水泳の熟練者だと30分とか1時間といった単位で休まずに泳ぎ続けることができます。しかし、そうした一部の方を除いて、泳ぐことによって心拍数が上がり25mとか50m、あるいは100m続けて泳げば休憩が必要になります。それだけ運動強度が高いからです。
 先にも述べたように中高年の方は、心拍数が上がるに連れて血圧も相当にあがっています。
 口を閉じての鼻呼吸だと苦しい場合には、「運動強度が少し高め」かもしれません。目安として考えて下さい。
 プールで休憩時間をいれずに長い時間有酸素的に運動を続けるためには、泳ぎと泳ぎ以外の運動(水中歩行やジョギング)を組み合わせながら心拍数の上下動の少ない運動をします。
 例えば25mプールで、往きは泳いで行って帰りは歩いて帰ってくる。あるいは、10ストローク泳いで20歩歩くなどです。
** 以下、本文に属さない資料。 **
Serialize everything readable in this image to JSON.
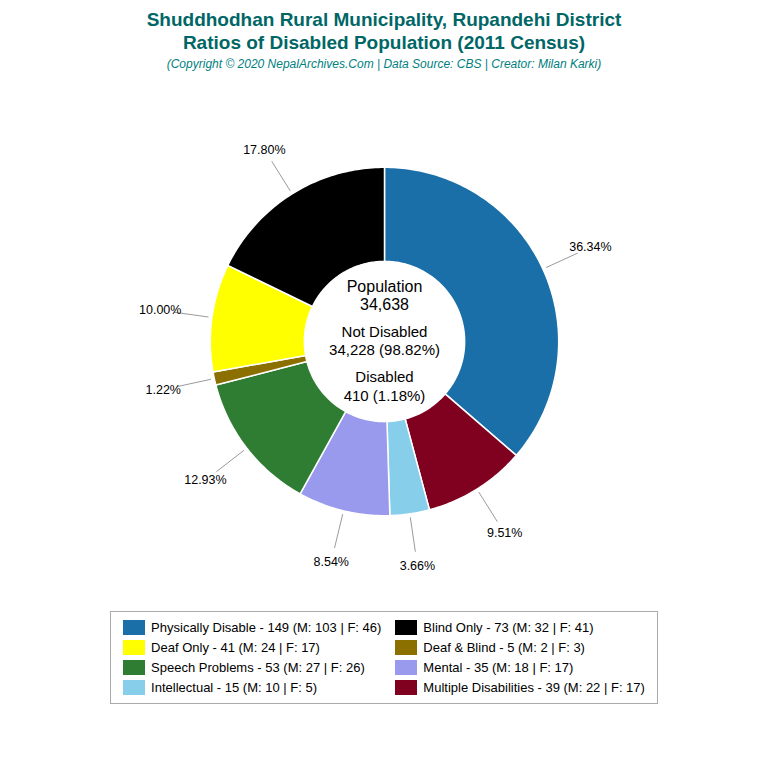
{
  "chart_data": {
    "type": "pie",
    "title": "Shuddhodhan Rural Municipality, Rupandehi District\nRatios of Disabled Population (2011 Census)",
    "subtitle": "(Copyright © 2020 NepalArchives.Com | Data Source: CBS | Creator: Milan Karki)",
    "categories": [
      "Physically Disable - 149 (M: 103 | F: 46)",
      "Multiple Disabilities - 39 (M: 22 | F: 17)",
      "Intellectual - 15 (M: 10 | F: 5)",
      "Mental - 35 (M: 18 | F: 17)",
      "Speech Problems - 53 (M: 27 | F: 26)",
      "Deaf & Blind - 5 (M: 2 | F: 3)",
      "Deaf Only - 41 (M: 24 | F: 17)",
      "Blind Only - 73 (M: 32 | F: 41)"
    ],
    "values": [
      36.34,
      9.51,
      3.66,
      8.54,
      12.93,
      1.22,
      10.0,
      17.8
    ],
    "value_labels": [
      "36.34%",
      "9.51%",
      "3.66%",
      "8.54%",
      "12.93%",
      "1.22%",
      "10.00%",
      "17.80%"
    ],
    "colors": [
      "#1a6fa8",
      "#800020",
      "#87ceeb",
      "#9999ee",
      "#2e7d32",
      "#8B7000",
      "#ffff00",
      "#000000"
    ],
    "annotations": [
      "Population",
      "34,638",
      "Not Disabled",
      "34,228 (98.82%)",
      "Disabled",
      "410 (1.18%)"
    ],
    "data_labels": true,
    "legend": "bottom"
  }
}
このように休憩時間を入れずに最低30分間継続できるような運動を行えば、メリットを最大限に引き出す効果的な運動が可能です。
 運動中に心拍数の上下動が少なく、一定状態を保てるような運動をめざしましょう。

第3章 ストローク技術
●クロール 前下がりのプルパターン
 前方に重心をかけるために前下がりの前傾姿勢を作りながら泳ぐことが大切です。同時に横から見たときの腕のかきの軌跡(プルパターン)も前下がりになるようにします。初心者では、腕の入水後のキャッチポイントが浅く、ストロークに連れて徐々に深くなります[写真1]。上級者は、深いキャッチポイントから、徐々に手は浅くなりリカバリーにつながります[写真2]。

 

 逆に考えると、深いキャッチができるようになることが、クロールが上達することでもあります。初心者の浅いキャッチを深いキャッチへと移行させるためには、ローリングを正しく身につけることが大切です。
 水中の軌跡とリカバリーの軌跡とは大きな関係があります。プルは、肩や肘などを中心とした関節の円運動の複合ですから、一連の円運動が一つの流れを持ち、且つ左右の腕の動きが双対なものであることが大切です。ですから水中の軌跡が前下がりであればリカバリーの軌跡も横から見て前下がりになります。リカバリーの軌跡を前下がりにできると水中のプルパターンも前下がりにすることができます[図]。


●クロール ローリングとリカバリーの軌跡
 ローリングがまったく無ければ、腕が肩の真上で鉛直に上がった瞬間が手先の最高点です。
※説明を分かりやすくするためにリカバリー中の肘の曲げ伸ばしは無視しています。

 しかし、実際にはローリングが伴いますから手先の最高点は必ずしも腕が鉛直線上に上がった瞬間ではありません。
 腕の動きに合わせてカラダがローリングするのではなく、ローリングに連れて腕が動きます。ローリングが最大になったときに肩の位置が最も高くなります。プルのフィニッシュを終え、フォロースルー時(呼吸時にあっては顔が上がっている時)です。肩の位置が最高に達している時がローリングも最大ですから、リカバリーの軌跡をたどっても、フォロースルー時が最も高く、そこから手の入水にかけて、ローリングの戻しに連れてリカバリーは徐々に低くなります。即ち、前下がりのリカバリーの軌跡です[写真3]。
 もし、腕の動きに合わせてローリングが行われると、リカバリーの後半で肩の位置が最も高くなりますから、リカバリーの手先は前上がりになり、結果、水中のプルパターンも前上がりになります[写真4]。